新たに浮上したリスク~中国景気減速の影響

 そしてインタビューでは、10大リスク以外に新たに浮上したリスクとして、中国景気減速の影響を指摘しています。イアン・ブレマー氏は、「中国の景気減速の影響が強くなっている。米中の関係が悪化すると台湾や香港で起こっているようなリスクも噴出する。景気がよい時はそれらのリスクは問題ではないが、景気が減速していることこそが問題だ」と、中国の景気減速が新たなリスクを生み出すことに警戒しています。ブレマー氏は、台湾や香港で起こっていることを中国景気と関連付けています。

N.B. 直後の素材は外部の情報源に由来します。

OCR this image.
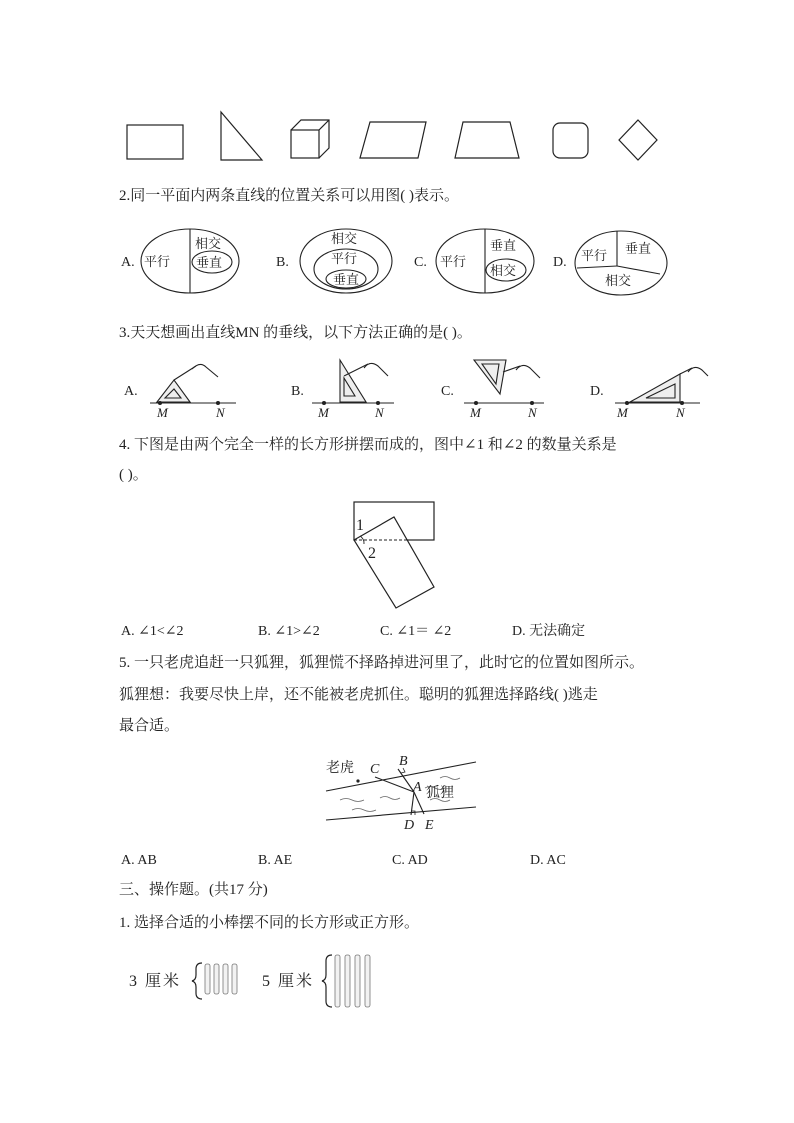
2.同一平面内两条直线的位置关系可以用图( )表示。
A.	B.	C.	D.
平行
相交
垂直
相交
平行
垂直
平行
垂直
相交
平行 垂直
相交
3.天天想画出直线MN 的垂线，以下方法正确的是( )。
A.	B.	C.	D.
M	N	M	N	M	N	M	N
4. 下图是由两个完全一样的长方形拼摆而成的，图中∠1 和∠2 的数量关系是
( )。
1
2
A. ∠1<∠2	B. ∠1>∠2	C. ∠1＝ ∠2	D. 无法确定
5. 一只老虎追赶一只狐狸，狐狸慌不择路掉进河里了，此时它的位置如图所示。
狐狸想：我要尽快上岸，还不能被老虎抓住。聪明的狐狸选择路线( )逃走
最合适。
老虎
狐狸
C
B
A
D E
A. AB	B. AE	C. AD	D. AC
三、操作题。(共17 分)
1. 选择合适的小棒摆不同的长方形或正方形。
3 厘米	5 厘米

 今週15日に発表された中国4-6月期GDP(国内総生産)は前年比+6.2%と前期(+6.4%)より低下しました。しかし、為替市場では、予想通りであったことや、同時に発表された中国6月小売売上高(前年比+9.8%)と鉱工業生産(同+6.3%)が予想を上回ったことから、ドル/円は108円割れから108円台に若干上昇しました。しかし、今月末のFOMC(連邦公開市場委員会)を控えているため上値の重たい状況は続いています。

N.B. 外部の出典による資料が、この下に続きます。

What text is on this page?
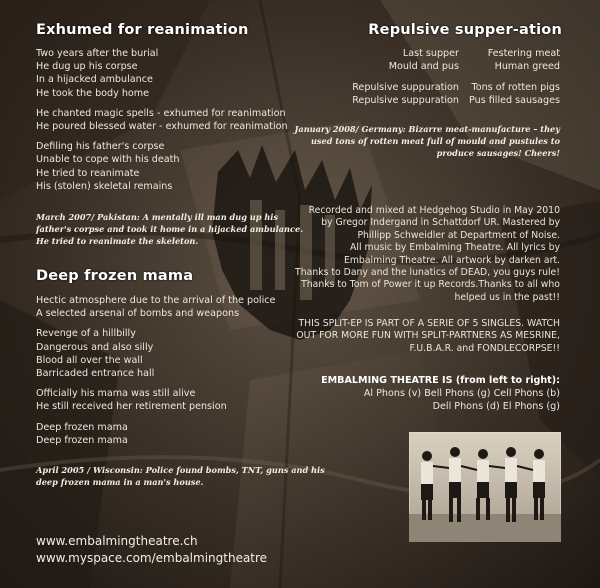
Exhumed for reanimation
Two years after the burial
He dug up his corpse
In a hijacked ambulance
He took the body home
He chanted magic spells - exhumed for reanimation
He poured blessed water - exhumed for reanimation
Defiling his father's corpse
Unable to cope with his death
He tried to reanimate
His (stolen) skeletal remains
March 2007/ Pakistan: A mentally ill man dug up his
father's corpse and took it home in a hijacked ambulance.
He tried to reanimate the skeleton.
Deep frozen mama
Hectic atmosphere due to the arrival of the police
A selected arsenal of bombs and weapons
Revenge of a hillbilly
Dangerous and also silly
Blood all over the wall
Barricaded entrance hall
Officially his mama was still alive
He still received her retirement pension
Deep frozen mama
Deep frozen mama
April 2005 / Wisconsin: Police found bombs, TNT, guns and his
deep frozen mama in a man's house.
www.embalmingtheatre.ch
www.myspace.com/embalmingtheatre
Repulsive supper-ation
Last supper	Festering meat
Mould and pus	Human greed

Repulsive suppuration	Tons of rotten pigs
Repulsive suppuration	Pus filled sausages
January 2008/ Germany: Bizarre meat-manufacture – they
used tons of rotten meat full of mould and pustules to
produce sausages! Cheers!
Recorded and mixed at Hedgehog Studio in May 2010
by Gregor Indergand in Schattdorf UR. Mastered by
Phillipp Schweidler at Department of Noise.
All music by Embalming Theatre. All lyrics by
Embalming Theatre. All artwork by darken art.
Thanks to Dany and the lunatics of DEAD, you guys rule!
Thanks to Tom of Power it up Records.Thanks to all who
helped us in the past!!
THIS SPLIT-EP IS PART OF A SERIE OF 5 SINGLES. WATCH
OUT FOR MORE FUN WITH SPLIT-PARTNERS AS MESRINE,
F.U.B.A.R. and FONDLECORPSE!!
EMBALMING THEATRE IS (from left to right):
Al Phons (v) Bell Phons (g) Cell Phons (b)
Dell Phons (d) El Phons (g)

 中国のGDP+6.2%は予想通りでしたが、手放しで喜べる数字ではありません。+6.2%はリーマンショック直後の2009年1-3月期の+6.4%を下回っており、四半期として統計をさかのぼれる1992年以降で、最低の水準となっています。また、中国政府は2020年までに10年比でGDPを倍増させる長期目標を掲げていますが、達成するためには2019~2020年に平均6.2%の成長が必要と説明しています。今回のGDPはほぼ下限の水準にあり、長引く貿易戦争の影響で輸出と投資が低迷している厳しい数字となっています。

 中国の四半期GDPは下表の通り2018年第1四半期から低下傾向にあります。貿易戦争の出口が見えない現況では、2019年後半も下押し圧力が続く可能性があります。ブレマー氏が予測する関税引き下げが前倒しにならない限り、厳しい状況が続くことが予想されます。そしてブレマー氏が指摘するように中国景気の減速の影響が強くなってきていることから、さらなる景気減速は台湾、香港だけでなく、中国本土の内政問題や世界経済の波乱要因にもなる可能性があります。1つのシナリオとして留意しておく必要がありそうです。